Méthanisation : une voie de diversification à consolider

Avec plus de 1 900 méthaniseurs en activité en France fin 2023, la filière biogaz s’est rapidement imposée comme un complément d’activité attractif pour de nombreux éleveurs. Portée par un fort soutien public, elle contribue à la production d’énergie renouvelable, à la gestion des effluents et à la transition agroécologique. Mais un récent rapport de la Cour des comptes invite à renforcer la vigilance sur plusieurs points structurants pour l’avenir du secteur.

Selon un rapport de la cour des comptes,  la méthanisation représente un réel potentiel de diversification économique pour les exploitations agricoles.

Ainsi, les exploitations engagées dans la méthanisation ont amélioré leur excédent brut d’exploitation (EBE) de 40 000 à 55 000 € en moyenne annuelle entre 2016 et 2019, soit +20 % par rapport à des exploitations comparables sans méthanisation.

Le digestat, coproduit de la méthanisation, constitue un fertilisant organique qui peut se substituer partiellement aux engrais minéraux. Il permet aussi une meilleure gestion des effluents d’élevage et une valorisation locale de la matière organique.

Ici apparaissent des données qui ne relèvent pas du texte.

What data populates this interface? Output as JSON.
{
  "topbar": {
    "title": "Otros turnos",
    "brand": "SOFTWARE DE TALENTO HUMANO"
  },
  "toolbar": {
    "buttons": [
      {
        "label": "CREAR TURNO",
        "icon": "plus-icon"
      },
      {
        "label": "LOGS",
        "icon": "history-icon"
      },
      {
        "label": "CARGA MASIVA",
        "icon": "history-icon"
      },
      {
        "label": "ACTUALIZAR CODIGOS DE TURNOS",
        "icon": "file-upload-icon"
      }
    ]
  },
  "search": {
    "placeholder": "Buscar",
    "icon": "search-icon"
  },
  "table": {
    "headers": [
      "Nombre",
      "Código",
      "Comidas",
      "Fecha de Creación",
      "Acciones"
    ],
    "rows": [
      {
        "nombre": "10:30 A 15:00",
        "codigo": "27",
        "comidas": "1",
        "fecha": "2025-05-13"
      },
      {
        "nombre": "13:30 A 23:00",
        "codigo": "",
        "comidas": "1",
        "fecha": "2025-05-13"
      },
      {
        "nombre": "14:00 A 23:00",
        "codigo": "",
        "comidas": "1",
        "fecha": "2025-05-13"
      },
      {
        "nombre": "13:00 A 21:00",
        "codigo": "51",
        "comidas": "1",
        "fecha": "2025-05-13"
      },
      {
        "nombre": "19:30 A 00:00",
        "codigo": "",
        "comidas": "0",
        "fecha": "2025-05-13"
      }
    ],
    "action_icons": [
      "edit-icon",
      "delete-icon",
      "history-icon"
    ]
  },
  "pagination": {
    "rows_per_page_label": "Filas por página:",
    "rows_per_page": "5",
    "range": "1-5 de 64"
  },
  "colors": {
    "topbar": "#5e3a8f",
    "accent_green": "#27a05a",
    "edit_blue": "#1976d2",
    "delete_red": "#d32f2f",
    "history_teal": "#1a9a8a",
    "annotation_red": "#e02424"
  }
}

Selon le rapport, l’effet positif est moindre voire non significatif pour ceux qui se contentent d’apporter des intrants ou de récupérer du digestat. Ce constat contredit en partie l’idée selon laquelle le soutien au biogaz profite à tout un territoire et non aux seuls propriétaires d’unités de méthanisation.

Un cadre de soutien en évolution
Historiquement, le développement de la méthanisation a été soutenu par des tarifs d’achat garantis (gaz et électricité), des aides à l’investissement (ADEME, Régions) et des dispositifs fiscaux spécifiques aux exploitations agricoles. Ces soutiens ont permis l’essor de petites et moyennes unités agricoles. Mais la Cour des comptes souligne que la rentabilité de certaines installations a parfois été excessive, notamment pour celles ayant signé des contrats avant 2020. Pour rééquilibrer le système et maîtriser le coût pour les finances publiques, un nouveau mécanisme est en préparation : les certificats de production de biogaz (CPB). Ils feront reposer le financement sur les fournisseurs de gaz… et donc indirectement sur les consommateurs.

Des incertitudes à anticiper
La trajectoire future du biogaz reste incertaine, car elle dépend de la place du gaz dans le mix énergétique français à horizon 2050. Or, les scénarios envisagent une baisse de la consommation de gaz de 65 % ou plus, ce qui questionne la part que pourra prendre le biométhane dans ce contexte. Autre point de vigilance : la disponibilité de la biomasse. D’ici 2030, la ressource pourrait ne pas suffire pour atteindre les objectifs de production fixés par l’État. Cela pourrait entraîner des tensions entre usages (alimentation, biocarburants, énergie), notamment pour les cultures intermédiaires à vocation énergétique (CIVE).

Un impact agroécologique à mieux suivre
Le soutien public à la méthanisation s’inscrit dans une logique de transition agroécologique. Toutefois, les effets réels sur les pratiques agricoles restent peu mesurés. Les études existantes ne montrent pas de changement systématique dans les assolements, les pratiques d’élevage ou le recours aux intrants. Les CIVE représentent un gisement de biomasse important pour l’avenir, mais leur développement pourrait avoir un impact sur les cultures alimentaires et le bilan environnemental global. Un suivi spécifique est recommandé par la Cour.